Сражение продолжалось уже четвертый день. Мы отступали. А Олену все еще не удавалось вытеснить нас. Он засыпал нас дождем бомб, танки производили опустошения в нашей обороне, снаряды разметали наши завалы, уничтожали брустверы окопов, людей. Но ему ничего не доставалось даром. Долину окутало марево пыли и дыма, в нем вспыхивали желтые огни взрывов. Карательная экспедиция, организаторы которой рассчитывали на прогулку, с грехом пополам продвигалась шаг за шагом.
В один из таких моментов мне доложили о французах. Они возвращались из Склабини.
Словно вернулись старые знакомые.
Офицеры, выпускники элитных высших заведений. Многие младшие офицеры служили в колониальных войсках. Солдаты — после действительной службы, после войны с немцами — как бы она там ни кончилась: все они уже смотрели смерти в глаза, потом попали в плен, были в лагерях, бежали из них и добровольно пришли к нам. Отряд был монолитным. Высокий моральный дух усиливал боевые качества, особенно способность к оперативным действиям.
Некоторых я уже знал.
Замкнутый капитан, судя по всему, слегка оттаял. Цельный характер, строгий язык, уверенность, гордость, которая не терпит риска неудачи, энергия. Я задавал себе вопрос: откуда вообще такие черты характера? Ответом было его происхождение, семейные традиции. Он был родом из Бретани, где военная и морская профессии передавались в семье из поколения в поколение. Отец — генерал, тяжело раненный под Верденом, кавалер многих наград, включая самую высокую, Военный крест. Дядя, брат матери, старший офицер, погиб в первую мировую. Трое братьев капитана — офицеры. Де Ланнурьен окончил престижную академию в Сен-Сире, потом специальную школу в Сомюре, во время мобилизации в звании младшего лейтенанта был командиром кавалерийской части 5-го полка в Арденнах и на Сомме. При отступлении — Нормандия, Сен-Валери, откуда французские и британские войска перебрасывались в Англию. Однако немцы быстрым танковым обхватом окружили часть, он попал в плен и оказался в Виденау, откуда бежал сначала к нам, а потом в Венгрию. Так, по крайней мере, о нем рассказывали.

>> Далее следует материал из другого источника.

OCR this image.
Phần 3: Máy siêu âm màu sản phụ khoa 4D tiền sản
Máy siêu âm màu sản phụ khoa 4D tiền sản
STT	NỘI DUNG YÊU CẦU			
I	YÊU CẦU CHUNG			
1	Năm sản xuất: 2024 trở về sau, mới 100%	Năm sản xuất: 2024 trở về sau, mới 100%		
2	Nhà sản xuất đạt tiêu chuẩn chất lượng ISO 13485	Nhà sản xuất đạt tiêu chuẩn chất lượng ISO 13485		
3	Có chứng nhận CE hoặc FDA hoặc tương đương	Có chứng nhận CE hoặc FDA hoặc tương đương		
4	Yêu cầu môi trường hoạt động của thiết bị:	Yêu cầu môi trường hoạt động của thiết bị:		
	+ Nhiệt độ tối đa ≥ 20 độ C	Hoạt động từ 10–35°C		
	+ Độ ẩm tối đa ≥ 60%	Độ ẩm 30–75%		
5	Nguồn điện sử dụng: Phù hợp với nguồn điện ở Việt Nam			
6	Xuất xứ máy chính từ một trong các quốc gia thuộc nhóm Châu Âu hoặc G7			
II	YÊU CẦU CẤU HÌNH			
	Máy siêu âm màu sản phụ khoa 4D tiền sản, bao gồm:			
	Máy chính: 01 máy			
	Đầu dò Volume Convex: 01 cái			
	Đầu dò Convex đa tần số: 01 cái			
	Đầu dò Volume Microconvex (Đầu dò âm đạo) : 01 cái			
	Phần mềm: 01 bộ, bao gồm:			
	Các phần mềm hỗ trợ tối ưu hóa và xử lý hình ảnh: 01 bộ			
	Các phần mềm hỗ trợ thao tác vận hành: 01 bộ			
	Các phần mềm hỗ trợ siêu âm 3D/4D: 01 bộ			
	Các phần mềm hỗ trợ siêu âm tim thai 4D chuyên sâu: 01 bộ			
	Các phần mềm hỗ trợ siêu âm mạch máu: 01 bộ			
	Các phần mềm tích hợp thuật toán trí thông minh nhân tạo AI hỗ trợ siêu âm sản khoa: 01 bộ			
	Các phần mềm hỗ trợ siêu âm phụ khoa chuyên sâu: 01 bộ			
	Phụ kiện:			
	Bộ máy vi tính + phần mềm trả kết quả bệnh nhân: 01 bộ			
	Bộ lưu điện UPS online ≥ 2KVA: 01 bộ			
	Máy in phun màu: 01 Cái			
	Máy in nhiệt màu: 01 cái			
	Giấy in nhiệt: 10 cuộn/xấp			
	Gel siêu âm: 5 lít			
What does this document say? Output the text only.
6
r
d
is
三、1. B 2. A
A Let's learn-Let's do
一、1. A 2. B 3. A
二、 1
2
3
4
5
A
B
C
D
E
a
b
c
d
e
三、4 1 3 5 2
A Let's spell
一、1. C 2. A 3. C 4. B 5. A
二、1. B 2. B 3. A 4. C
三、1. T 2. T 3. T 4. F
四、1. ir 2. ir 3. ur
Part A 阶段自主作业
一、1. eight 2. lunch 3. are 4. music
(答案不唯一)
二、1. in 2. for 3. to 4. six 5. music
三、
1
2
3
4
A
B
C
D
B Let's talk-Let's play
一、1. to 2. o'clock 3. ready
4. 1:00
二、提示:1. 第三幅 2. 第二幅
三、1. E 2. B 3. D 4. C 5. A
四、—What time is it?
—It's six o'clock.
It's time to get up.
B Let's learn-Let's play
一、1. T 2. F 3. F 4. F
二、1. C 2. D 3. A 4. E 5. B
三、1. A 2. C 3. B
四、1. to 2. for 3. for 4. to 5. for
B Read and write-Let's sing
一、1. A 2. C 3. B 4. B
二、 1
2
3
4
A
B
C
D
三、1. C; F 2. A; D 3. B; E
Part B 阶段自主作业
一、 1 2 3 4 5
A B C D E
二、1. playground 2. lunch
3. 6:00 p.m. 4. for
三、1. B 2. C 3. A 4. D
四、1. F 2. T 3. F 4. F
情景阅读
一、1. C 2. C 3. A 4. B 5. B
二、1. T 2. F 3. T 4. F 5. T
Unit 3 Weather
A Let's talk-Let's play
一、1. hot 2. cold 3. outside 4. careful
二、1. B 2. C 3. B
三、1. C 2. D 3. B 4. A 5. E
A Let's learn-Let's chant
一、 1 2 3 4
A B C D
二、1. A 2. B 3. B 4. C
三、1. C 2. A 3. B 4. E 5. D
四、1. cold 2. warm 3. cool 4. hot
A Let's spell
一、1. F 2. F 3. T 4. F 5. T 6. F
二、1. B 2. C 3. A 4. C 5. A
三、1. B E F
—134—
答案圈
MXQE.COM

Особое внимание привлекал лейтенант Томази. Тоже уже не юноша. Парижанин. Женатый, был у него сынишка, которого он постоянно вспоминал. Томази был журналист. Умный, с широким кругозором, находчивый и остроумный человек, страстно преданный делу.
Вернулся и верзила Пикар. Рене Пикар. Человек тонкого интеллекта, образованный и не по-военному вежливый, чуткий и внимательный, очень наблюдательный. Независимый дух. Преподаватель литературы. Когда он начинал говорить, я страдал комплексом неполноценности из-за своего французского, которому меня научили в левочской гимназии. Родом откуда-то из Бельфорта, насколько я помню, из среднего сословия, выпускник университета в Безансоне, примерно моего возраста, сержант частей наземного обслуживания авиации… Попал в плен, потом лагерь 17-А Кайзерштейнбрук под Веной, в ноябре 1943-го бежал в Венгрию, перешел к нам. Капитан избрал его себе в адъютанты. «Я ведь пришел сюда не для того, чтобы быть писарем», — возразил он. «Вы боитесь, что вам не придется повоевать? — нахмурился де Ланнурьен. — Заверяю вас, что вы никогда не окажетесь на плохом месте». Так и вышло. С первого дня. У капитана была счастливая рука. Он выбрал Пикара за его врожденный ум и последовательность, возможно, и за способность действовать вопреки обычно принятой схеме. «Я просто поражен, — доверился мне Пикар в первый же день, — той системой школьного образования, которую вы создали. О такой пятиклассной школе, как в Склабинском Подзамке, у нас когда-то мечтал лишь сам Жорес». И в том же разговоре он дал выход своим чувствам: «Я за все, что освобождает дух и не порабощает человека. Поэтому я тут».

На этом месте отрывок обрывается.